Portland Code § 17-19 bans scrap-metal loading/unloading from ships, vessels, or barges (and preparatory stacking) between 9:00 p.m. and 7:00 a.m. General industrial noise that disturbs the peace falls under the disorderly-conduct noise rule in § 17-17(c).
Portland's main industrial-noise rule is Sec. 17-19 (Loading of scrap metal), which states: 'Between the hours of 9:00 p.m. and 7:00 a.m. the following day, no person shall engage in the loading or unloading of scrap metal into or from ships, vessels, or barges; nor shall any person, during said hours, engage in scrap metal stacking or piling preparatory to such loading or unloading, at the site thereof, or on any property adjacent thereto' (Ord. No. 170-85, 4-1-85). The rule was enacted to protect East End / waterfront residents from overnight noise at port scrap-metal operations. An exception preserves shipyard work directly related to construction, repair, or refurbishing of vessels. Portland does not publish numeric decibel limits for general industrial operations — instead, industrial noise that 'shall either annoy, disturb, injure or endanger the comfort, repose, health, peace or safety of others' is captured by the broad disorderly-conduct noise prohibition in Sec. 17-17(c). Industrial operations are also subject to Maine Department of Environmental Protection licensing under 38 MRS § 413 where pollutant or process emissions are involved. State-law disorderly conduct (17-A MRS § 501-A) provides a Class E criminal backstop for unreasonable industrial noise on or audible from public places.

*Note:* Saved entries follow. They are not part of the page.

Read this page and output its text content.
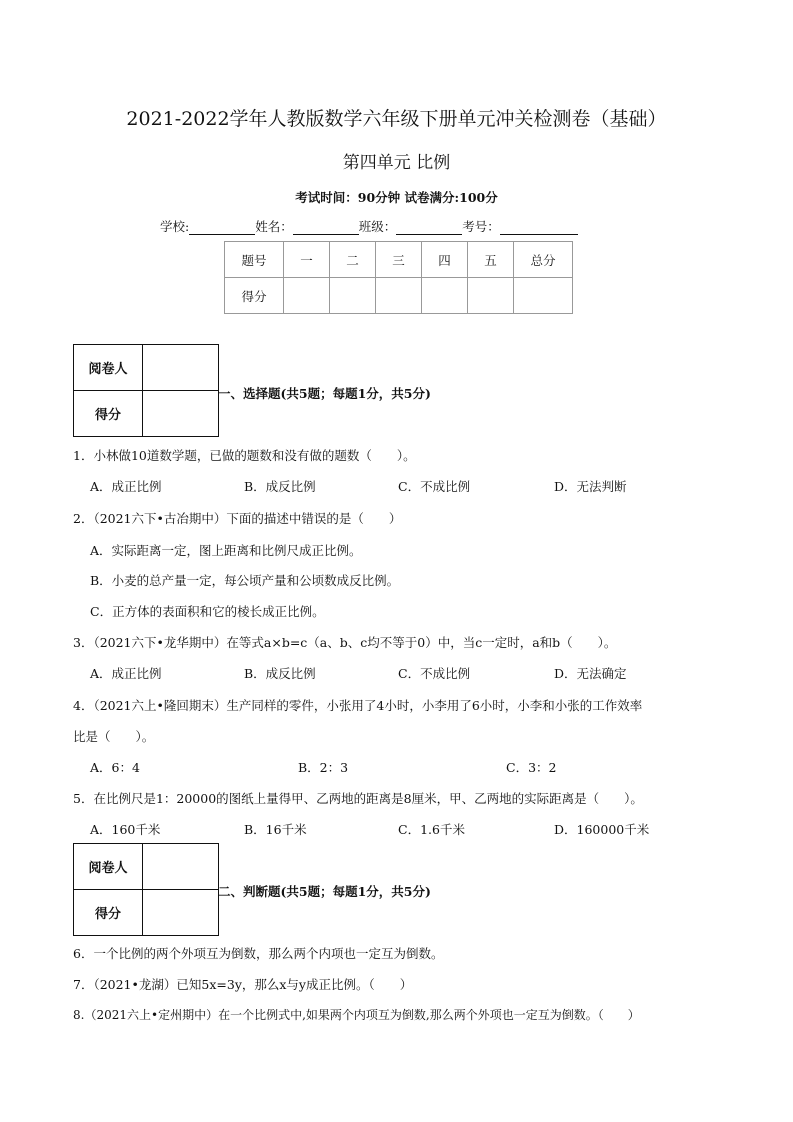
2021-2022学年人教版数学六年级下册单元冲关检测卷（基础）
第四单元 比例
考试时间：90分钟 试卷满分:100分
学校:	姓名：	班级：	考号：
题号	一	二	三	四	五	总分
得分						
阅卷人	
得分	
一、选择题(共5题；每题1分，共5分)
1．小林做10道数学题，已做的题数和没有做的题数（　　）。
A．成正比例	B．成反比例	C．不成比例	D．无法判断
2．（2021六下•古冶期中）下面的描述中错误的是（　　）
A．实际距离一定，图上距离和比例尺成正比例。
B．小麦的总产量一定，每公顷产量和公顷数成反比例。
C．正方体的表面积和它的棱长成正比例。
3．（2021六下•龙华期中）在等式a×b=c（a、b、c均不等于0）中，当c一定时，a和b（　　）。
A．成正比例	B．成反比例	C．不成比例	D．无法确定
4．（2021六上•隆回期末）生产同样的零件，小张用了4小时，小李用了6小时，小李和小张的工作效率
比是（　　）。
A．6：4	B．2：3	C．3：2
5．在比例尺是1：20000的图纸上量得甲、乙两地的距离是8厘米，甲、乙两地的实际距离是（　　）。
A．160千米	B．16千米	C．1.6千米	D．160000千米
阅卷人	
得分	
二、判断题(共5题；每题1分，共5分)
6．一个比例的两个外项互为倒数，那么两个内项也一定互为倒数。
7．（2021•龙湖）已知5x=3y，那么x与y成正比例。（　　）
8.（2021六上•定州期中）在一个比例式中,如果两个内项互为倒数,那么两个外项也一定互为倒数。（　　）
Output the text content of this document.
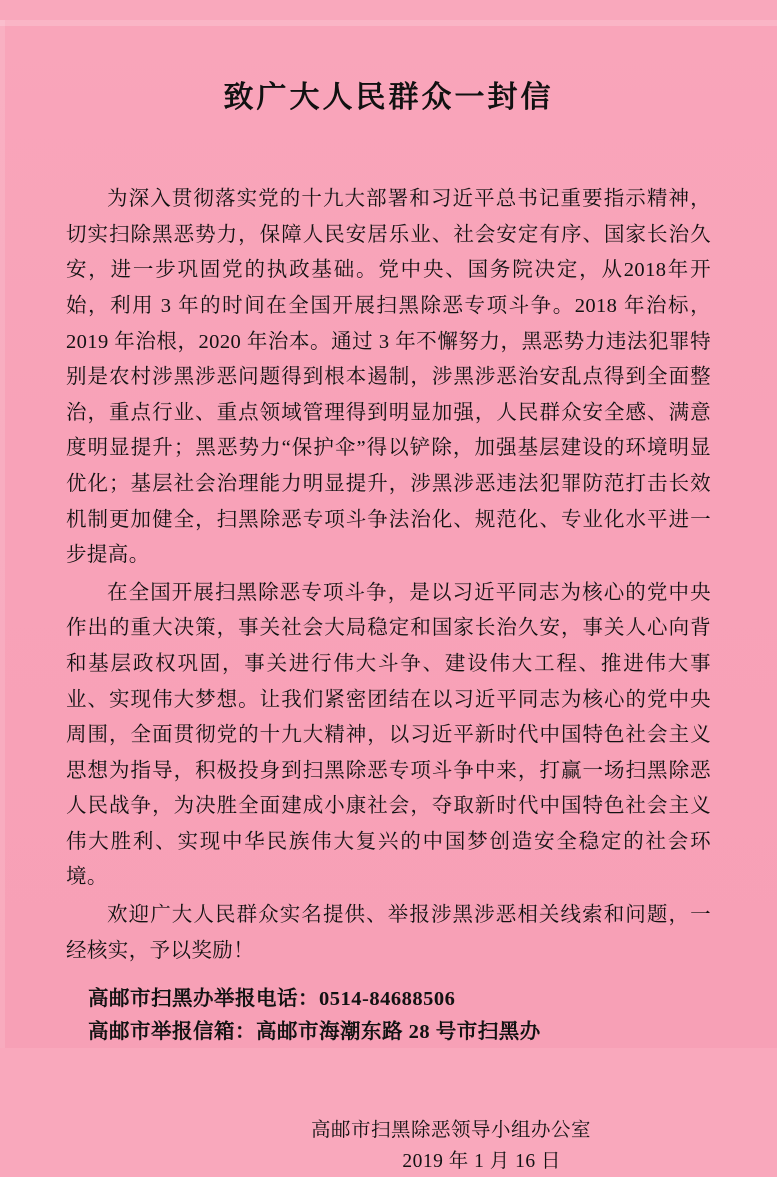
致广大人民群众一封信

为深入贯彻落实党的十九大部署和习近平总书记重要指示精神，切实扫除黑恶势力，保障人民安居乐业、社会安定有序、国家长治久安，进一步巩固党的执政基础。党中央、国务院决定，从2018年开始，利用 3 年的时间在全国开展扫黑除恶专项斗争。2018 年治标，2019 年治根，2020 年治本。通过 3 年不懈努力，黑恶势力违法犯罪特别是农村涉黑涉恶问题得到根本遏制，涉黑涉恶治安乱点得到全面整治，重点行业、重点领域管理得到明显加强，人民群众安全感、满意度明显提升；黑恶势力“保护伞”得以铲除，加强基层建设的环境明显优化；基层社会治理能力明显提升，涉黑涉恶违法犯罪防范打击长效机制更加健全，扫黑除恶专项斗争法治化、规范化、专业化水平进一步提高。

在全国开展扫黑除恶专项斗争，是以习近平同志为核心的党中央作出的重大决策，事关社会大局稳定和国家长治久安，事关人心向背和基层政权巩固，事关进行伟大斗争、建设伟大工程、推进伟大事业、实现伟大梦想。让我们紧密团结在以习近平同志为核心的党中央周围，全面贯彻党的十九大精神，以习近平新时代中国特色社会主义思想为指导，积极投身到扫黑除恶专项斗争中来，打赢一场扫黑除恶人民战争，为决胜全面建成小康社会，夺取新时代中国特色社会主义伟大胜利、实现中华民族伟大复兴的中国梦创造安全稳定的社会环境。

欢迎广大人民群众实名提供、举报涉黑涉恶相关线索和问题，一经核实，予以奖励！

高邮市扫黑办举报电话：0514-84688506
高邮市举报信箱：高邮市海潮东路 28 号市扫黑办
高邮市扫黑除恶领导小组办公室
2019 年 1 月 16 日
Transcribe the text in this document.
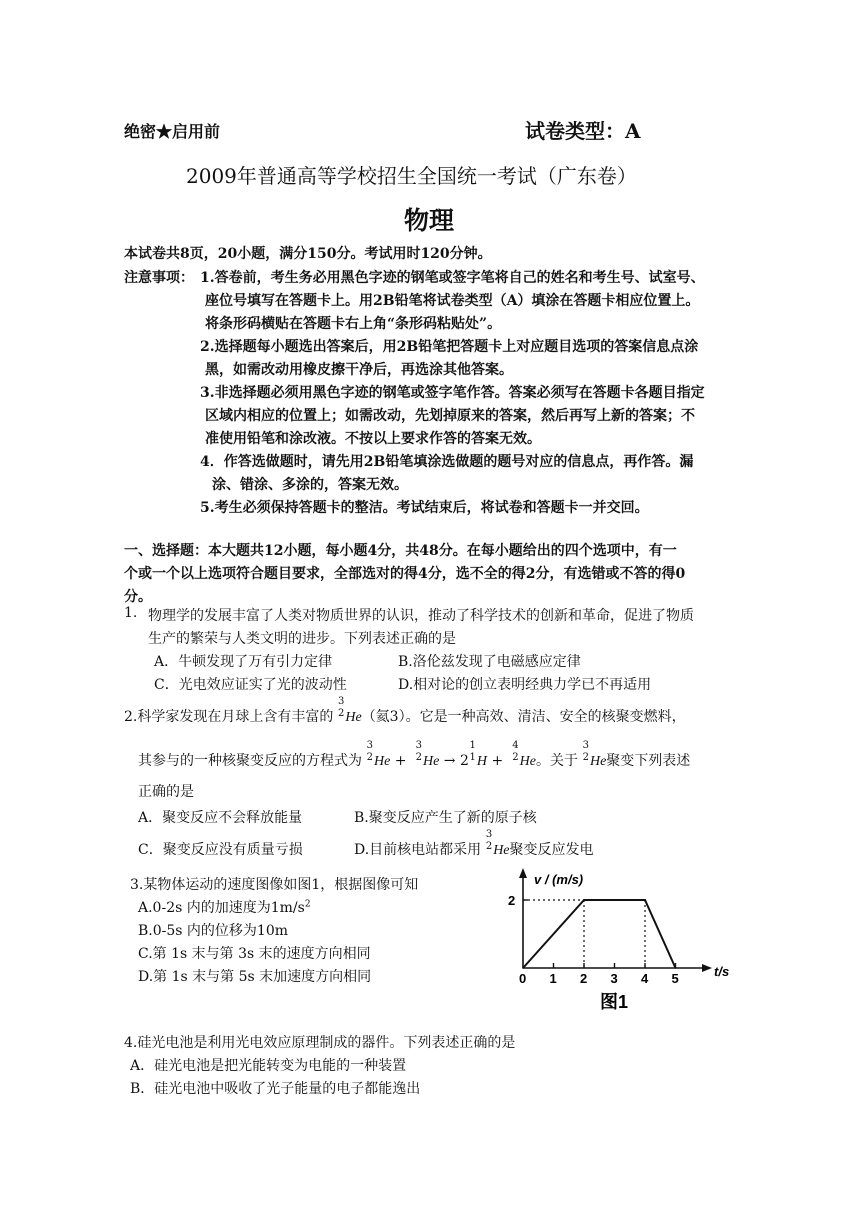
绝密★启用前	试卷类型：A
2009年普通高等学校招生全国统一考试（广东卷）
物理
本试卷共8页，20小题，满分150分。考试用时120分钟。
注意事项： 1.答卷前，考生务必用黑色字迹的钢笔或签字笔将自己的姓名和考生号、试室号、
座位号填写在答题卡上。用2B铅笔将试卷类型（A）填涂在答题卡相应位置上。
将条形码横贴在答题卡右上角“条形码粘贴处”。
2.选择题每小题选出答案后，用2B铅笔把答题卡上对应题目选项的答案信息点涂
黑，如需改动用橡皮擦干净后，再选涂其他答案。
3.非选择题必须用黑色字迹的钢笔或签字笔作答。答案必须写在答题卡各题目指定
区域内相应的位置上；如需改动，先划掉原来的答案，然后再写上新的答案；不
准使用铅笔和涂改液。不按以上要求作答的答案无效。
4．作答选做题时，请先用2B铅笔填涂选做题的题号对应的信息点，再作答。漏
涂、错涂、多涂的，答案无效。
5.考生必须保持答题卡的整洁。考试结束后，将试卷和答题卡一并交回。
一、选择题：本大题共12小题，每小题4分，共48分。在每小题给出的四个选项中，有一
个或一个以上选项符合题目要求，全部选对的得4分，选不全的得2分，有选错或不答的得0
分。
1. 物理学的发展丰富了人类对物质世界的认识，推动了科学技术的创新和革命，促进了物质
生产的繁荣与人类文明的进步。下列表述正确的是
A．牛顿发现了万有引力定律	B.洛伦兹发现了电磁感应定律
C．光电效应证实了光的波动性	D.相对论的创立表明经典力学已不再适用
2.科学家发现在月球上含有丰富的
3
2 He（氦3）。它是一种高效、清洁、安全的核聚变燃料，
其参与的一种核聚变反应的方程式为
3
2 He +
3
2 He → 2
1
1 H +
4
2 He。关于
3
2 He聚变下列表述
正确的是
A．聚变反应不会释放能量	B.聚变反应产生了新的原子核
C．聚变反应没有质量亏损	D.目前核电站都采用
3
2 He聚变反应发电
3.某物体运动的速度图像如图1，根据图像可知
A.0-2s 内的加速度为$1m/s^2$
B.0-5s 内的位移为10m
C.第 1s 末与第 3s 末的速度方向相同
D.第 1s 末与第 5s 末加速度方向相同
v / (m/s)
t/s
0 1 2 3 4 5
2
图1
4.硅光电池是利用光电效应原理制成的器件。下列表述正确的是
A．硅光电池是把光能转变为电能的一种装置
B．硅光电池中吸收了光子能量的电子都能逸出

Scrap-metal curfew (Sec. 17-19) and general disorderly-conduct noise (Sec. 17-17) carry the same penalty schedule under § 17-17(d): minimum $100 first offense, $300 second offense, $500 each subsequent offense, plus attorneys' fees and costs of prosecution where the City prevails. State disorderly conduct under 17-A MRS § 501-A is a Class E crime (up to 6 months / $1,000).